I’ve been teaching my daughter the song “Zacchaeus was a wee little man.” Because of this catchy little tune, and because he was short, this seems to be the story about Jesus that most children really seem to grab a hold of. (I was hoping to find a flannelboard picture of Zacchaeus, but no luck. 🙁 The cheesy picture to the left will have to be sufficient.) I was looking at this story a few days ago, and there is so much more going on than what we capture from it as children…
Here’s the story in the New International Version from Luke 19:
1 Jesus entered Jericho and was passing through. 2 A man was there by the name of Zacchaeus; he was a chief tax collector and was wealthy. 3 He wanted to see who Jesus was, but being a short man he could not, because of the crowd. 4 So he ran ahead and climbed a sycamorefig tree to see him, since Jesus was coming that way.

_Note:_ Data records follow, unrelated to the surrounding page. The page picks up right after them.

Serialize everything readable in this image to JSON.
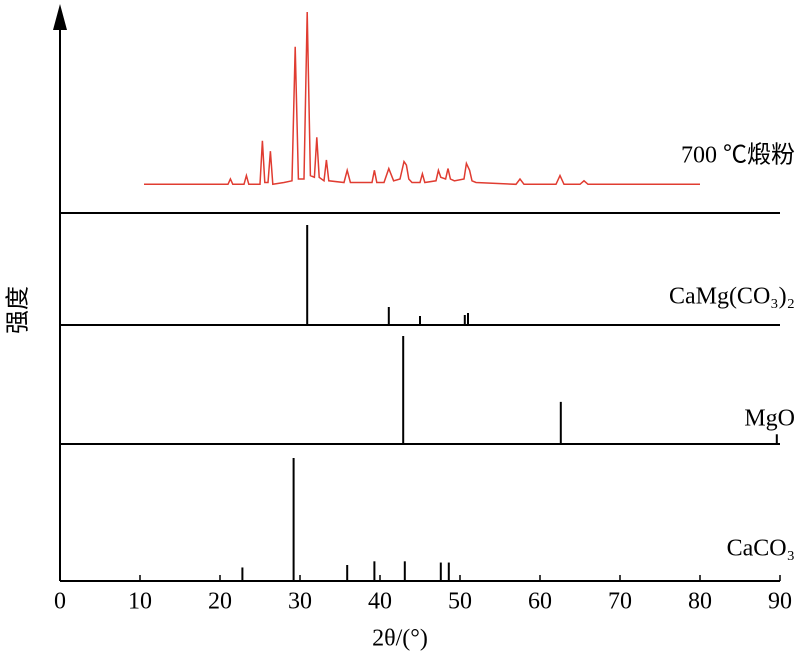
{
  "chart_data": {
    "type": "line",
    "xlabel": "2θ/(°)",
    "ylabel": "强度",
    "xlim": [
      0,
      90
    ],
    "xticks": [
      0,
      10,
      20,
      30,
      40,
      50,
      60,
      70,
      80,
      90
    ],
    "series": [
      {
        "name": "700 ℃煅粉",
        "color": "#e03c31",
        "mode": "line",
        "x": [
          10.5,
          12,
          15,
          20,
          21,
          21.3,
          21.6,
          23,
          23.3,
          23.6,
          25,
          25.3,
          25.6,
          26,
          26.3,
          26.6,
          28,
          29,
          29.4,
          29.8,
          30.5,
          30.9,
          31.3,
          31.8,
          32.1,
          32.4,
          33,
          33.3,
          33.6,
          35.5,
          35.9,
          36.3,
          39,
          39.3,
          39.6,
          40.5,
          41.1,
          41.7,
          42.5,
          43,
          43.3,
          43.6,
          44,
          45,
          45.3,
          45.6,
          47,
          47.3,
          47.6,
          48.2,
          48.5,
          48.8,
          49.3,
          50.5,
          50.8,
          51.2,
          51.5,
          52,
          57,
          57.5,
          58,
          62,
          62.5,
          63,
          65,
          65.5,
          66,
          70,
          75,
          78,
          80
        ],
        "values": [
          1,
          1,
          1,
          1,
          1,
          4,
          1,
          1,
          6,
          1,
          1,
          26,
          2,
          2,
          20,
          1,
          2,
          3,
          80,
          4,
          4,
          100,
          6,
          5,
          28,
          5,
          3,
          15,
          3,
          2,
          9,
          2,
          2,
          9,
          2,
          2,
          10,
          3,
          4,
          14,
          12,
          4,
          2,
          2,
          7,
          2,
          3,
          9,
          5,
          4,
          10,
          4,
          3,
          4,
          13,
          9,
          3,
          2,
          1,
          4,
          1,
          1,
          6,
          1,
          1,
          3,
          1,
          1,
          1,
          1,
          1
        ]
      },
      {
        "name": "CaMg(CO₃)₂",
        "color": "#000000",
        "mode": "stick",
        "x": [
          30.9,
          41.1,
          45.0,
          50.6,
          51.0
        ],
        "values": [
          100,
          18,
          9,
          10,
          12
        ]
      },
      {
        "name": "MgO",
        "color": "#000000",
        "mode": "stick",
        "x": [
          42.9,
          62.6,
          89.6
        ],
        "values": [
          100,
          39,
          9
        ]
      },
      {
        "name": "CaCO₃",
        "color": "#000000",
        "mode": "stick",
        "x": [
          22.8,
          29.2,
          35.9,
          39.3,
          43.1,
          47.6,
          48.6
        ],
        "values": [
          11,
          100,
          13,
          16,
          16,
          15,
          15
        ]
      }
    ]
  }
}
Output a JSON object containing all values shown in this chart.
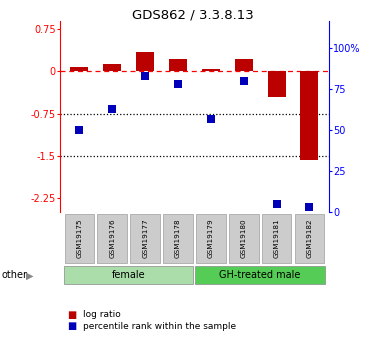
{
  "title": "GDS862 / 3.3.8.13",
  "samples": [
    "GSM19175",
    "GSM19176",
    "GSM19177",
    "GSM19178",
    "GSM19179",
    "GSM19180",
    "GSM19181",
    "GSM19182"
  ],
  "log_ratio": [
    0.08,
    0.13,
    0.35,
    0.22,
    0.05,
    0.22,
    -0.45,
    -1.58
  ],
  "percentile_rank": [
    50,
    63,
    83,
    78,
    57,
    80,
    5,
    3
  ],
  "groups": [
    {
      "label": "female",
      "start": 0,
      "end": 4,
      "color": "#aaddaa"
    },
    {
      "label": "GH-treated male",
      "start": 4,
      "end": 8,
      "color": "#55cc55"
    }
  ],
  "ylim_left": [
    -2.5,
    0.9
  ],
  "ylim_right": [
    0,
    116.67
  ],
  "yticks_left": [
    0.75,
    0.0,
    -0.75,
    -1.5,
    -2.25
  ],
  "yticks_right": [
    100,
    75,
    50,
    25,
    0
  ],
  "hlines_dotted": [
    -0.75,
    -1.5
  ],
  "dashed_hline": 0.0,
  "bar_color": "#BB0000",
  "dot_color": "#0000BB",
  "bar_width": 0.55,
  "dot_size": 28,
  "bg_color": "#ffffff",
  "label_box_color": "#cccccc",
  "legend_items": [
    "log ratio",
    "percentile rank within the sample"
  ],
  "other_label": "other"
}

5 When Jesus reached the spot, he looked up and said to him, “Zacchaeus, come down immediately. I must stay at your house today.” 6 So he came down at once and welcomed him gladly.
7 All the people saw this and began to mutter, “He has gone to be the guest of a ‘sinner.’ ”
8 But Zacchaeus stood up and said to the Lord, “Look, Lord! Here and now I give half of my possessions to the poor, and if I have cheated anybody out of anything, I will pay back four times the amount.”
9 Jesus said to him, “Today salvation has come to this house, because this man, too, is a son of Abraham. 10 For the Son of Man came to seek and to save what was lost.”
I’m especially interested in why Jesus said what he did in verse 9. This is one of only two times Jesus ever even says the word ‘salvation’ in the gospels. Why here?
For so long, I have understood this verse as if Jesus was granting salvation (ie eternal life and forgiveness) to Zac because of his actions. Jesus would certainly have the authority to do this, but if that is the case, it sure looks a lot like Zac just received his salvation through his works.
Maybe that is not at all the point. Maybe Jesus is not granting salvation to Zac, but something far greater is going on.
First of all, consider that Jesus was acknowledging what was happening in Zac’s life. He was not simply handing the gift of salvation over to Zac. Instead, he was acknowledging that Zac had just discovered a newer and fuller way of living. His salvation came not only as something that Jesus could grant to him, but it came because he had discovered how God had truly shaped him to live, and he was beginning to conform to that pattern. Could it be that Jesus is responding to what he sees happening in Zac?
Here, though, is where I think it really gets good. By mentioning salvation, Jesus is making a deeply political statement. As a tax collector, Zac was an employee of Rome, and ultimately Caesar. As I talked about a bit in this post, it was publicly stated that the Caesar was the one who brought salvation to the empire. However, Zac has just completely renounced his former life as a loyal (or at least greedy) subject of the Empire. Jesus proclaims that in doing that, and in choosing to follow him, Zac has found where true salvation lies! It is no mere coincidence that Jesus mentions salvation here!
If we consider salvation to only be forgiveness so that something good can happen later, we miss it. Salvation can be found now as we allow the Spirit of God to shape us into our true humanity.